Case Background (SAVITA KAPILA v. ASSISTANT COMMISSIONER OF INCOME TAX)
On July 16, 2020 Delhi High Court held that an alternative statutory remedy does not operate as a bar to maintainability of a writ petition. Writ petition was filed seeking direction to the respondent to quash the notice issued to the deceased assessee under Section 148 of the Income Tax Act, 1961 and all the consequential proceedings and orderspassed by the respondent.
It was noticed by income tax department that no return had been filed by the deceased assessee and the source of deposits and receipts remained unexplained and had escaped assessment. Accordingly, the case was selected under Section 147/148 of the Act 1961. However,deceased-assessee had already expired on 21st December, 2018.
More notices were served which could not reach him or his legal heirs.The assessing officer then issued an order to legal heirs for non-compliance with notices. A final show cause notice was issued directing to file the return or assessment order would be filed. Proceedings were transferred to petitioner and assessment order was passed in her name whereby the addition of Rs. 21,31,000 was made and demand for Rs. 14,19,060 was raised.
ARGUMENTS ON BEHALF OF THE PETITIONER
The petitioners claimed that the requirement under Section 148 of the Act, 1961 had not been fulfilled and pointed that notices were not issued to petitioner or any legal representative and proceeding were transferred to the petitioner and no other legal representative. It was submitted that the proceedings against the petitioner were barred by limitation as per section 149(1)(b). It also argued that Section 159 won’t be applicable in this case as proceedings were not initiated against assessee when he was alive.
ARGUMENTS ON BEHALF OF THE RESPONDENT
It was submitted by the respondent that the writ petition could not to be entertained as it had been preferred after the completion of assessment proceedings and in accordance with the statutory provisions, and it claimed that the petitioner must approach the Appellate Commissioner under Section 246A, for grievance. He submitted that the legal representative is liable for the liabilities of the deceased-assessee under section 159 and it cannot be said that the assessment proceedings are null and void because the Assessing officer was unaware of the death. It was further submitted that the proviso to Section 292BB of the Act would be attracted to the present case and the petitioner would be prevented from questioning the validity of the notice.
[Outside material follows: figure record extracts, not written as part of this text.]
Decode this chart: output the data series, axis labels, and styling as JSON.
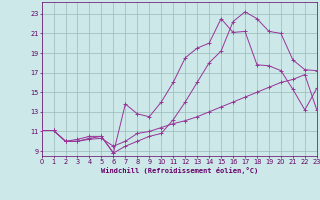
{
  "bg_color": "#cce8e8",
  "grid_color": "#99bbbb",
  "line_color": "#993399",
  "xlabel": "Windchill (Refroidissement éolien,°C)",
  "xlabel_color": "#660066",
  "tick_color": "#660066",
  "xlim": [
    0,
    23
  ],
  "ylim": [
    8.5,
    24.2
  ],
  "xticks": [
    0,
    1,
    2,
    3,
    4,
    5,
    6,
    7,
    8,
    9,
    10,
    11,
    12,
    13,
    14,
    15,
    16,
    17,
    18,
    19,
    20,
    21,
    22,
    23
  ],
  "yticks": [
    9,
    11,
    13,
    15,
    17,
    19,
    21,
    23
  ],
  "curve_peak_x": [
    0,
    1,
    2,
    3,
    4,
    5,
    6,
    7,
    8,
    9,
    10,
    11,
    12,
    13,
    14,
    15,
    16,
    17,
    18,
    19,
    20,
    21,
    22,
    23
  ],
  "curve_peak_y": [
    11.1,
    11.1,
    10.0,
    10.2,
    10.5,
    10.5,
    8.8,
    13.8,
    12.8,
    12.5,
    14.0,
    16.0,
    18.5,
    19.5,
    20.0,
    22.5,
    21.1,
    21.2,
    17.8,
    17.7,
    17.2,
    15.3,
    13.2,
    15.4
  ],
  "curve_arch_x": [
    0,
    1,
    2,
    3,
    4,
    5,
    6,
    7,
    8,
    9,
    10,
    11,
    12,
    13,
    14,
    15,
    16,
    17,
    18,
    19,
    20,
    21,
    22,
    23
  ],
  "curve_arch_y": [
    11.1,
    11.1,
    10.0,
    10.0,
    10.3,
    10.5,
    8.8,
    9.5,
    10.0,
    10.5,
    10.8,
    12.2,
    14.0,
    16.0,
    18.0,
    19.2,
    22.2,
    23.2,
    22.5,
    21.2,
    21.0,
    18.3,
    17.3,
    17.2
  ],
  "curve_linear_x": [
    0,
    1,
    2,
    3,
    4,
    5,
    6,
    7,
    8,
    9,
    10,
    11,
    12,
    13,
    14,
    15,
    16,
    17,
    18,
    19,
    20,
    21,
    22,
    23
  ],
  "curve_linear_y": [
    11.1,
    11.1,
    10.0,
    10.0,
    10.2,
    10.3,
    9.5,
    10.0,
    10.8,
    11.0,
    11.4,
    11.8,
    12.1,
    12.5,
    13.0,
    13.5,
    14.0,
    14.5,
    15.0,
    15.5,
    16.0,
    16.3,
    16.8,
    13.2
  ]
}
REJOINDER ARGUMENTS ON BEHALF OF THE PETITIONER
The petitioners emphasized that there was no statutory obligation upon the legal heirs to intimate the death of the assessee to the respondent and provisions of Section 292BB of the Act were not attracted to the present case as the petitioner had merely uploaded the death certificate of the deceased-assessee online and had infact neither filed a return on behalf of the deceased-assessee nor submitted to the jurisdiction of the assessing officer and had not even waived the requirement of Section 148 of the Act.
COURT’S REASONING
The Court held that an alternative statutory remedy does not operate as a bar to maintainability of a writ petition. It stated that the fact that an assessment order has been passed and it is open to challenge by way of an appeal, does not denude the petitioner of its right to challenge the notice for assessment if it is without jurisdiction. Further it stated that the requirement under Section 148 of service of notice was not fulfilled in the present instance as requirement of issuing notice to a correct person and not to a dead person is not merely a procedural requirement but is a condition precedent to the impugned notice being valid in law. Also, no notice was issued under Section 148 to the petitioner during limitation and hence the proceedings are barred under Section 149(1)(b). The court held that Section 159 of the Act, 1961does not apply to the present case. Section 292B does not apply to the present case as the issuance of notice to a dead person does not come under the ambit of mistake and 292BB is applicable on the assessee and not the legal heir. Hence the notice issued to the deceased assessee under Section 148 and all the consequential proceedings and orders passed by the respondent were quashed.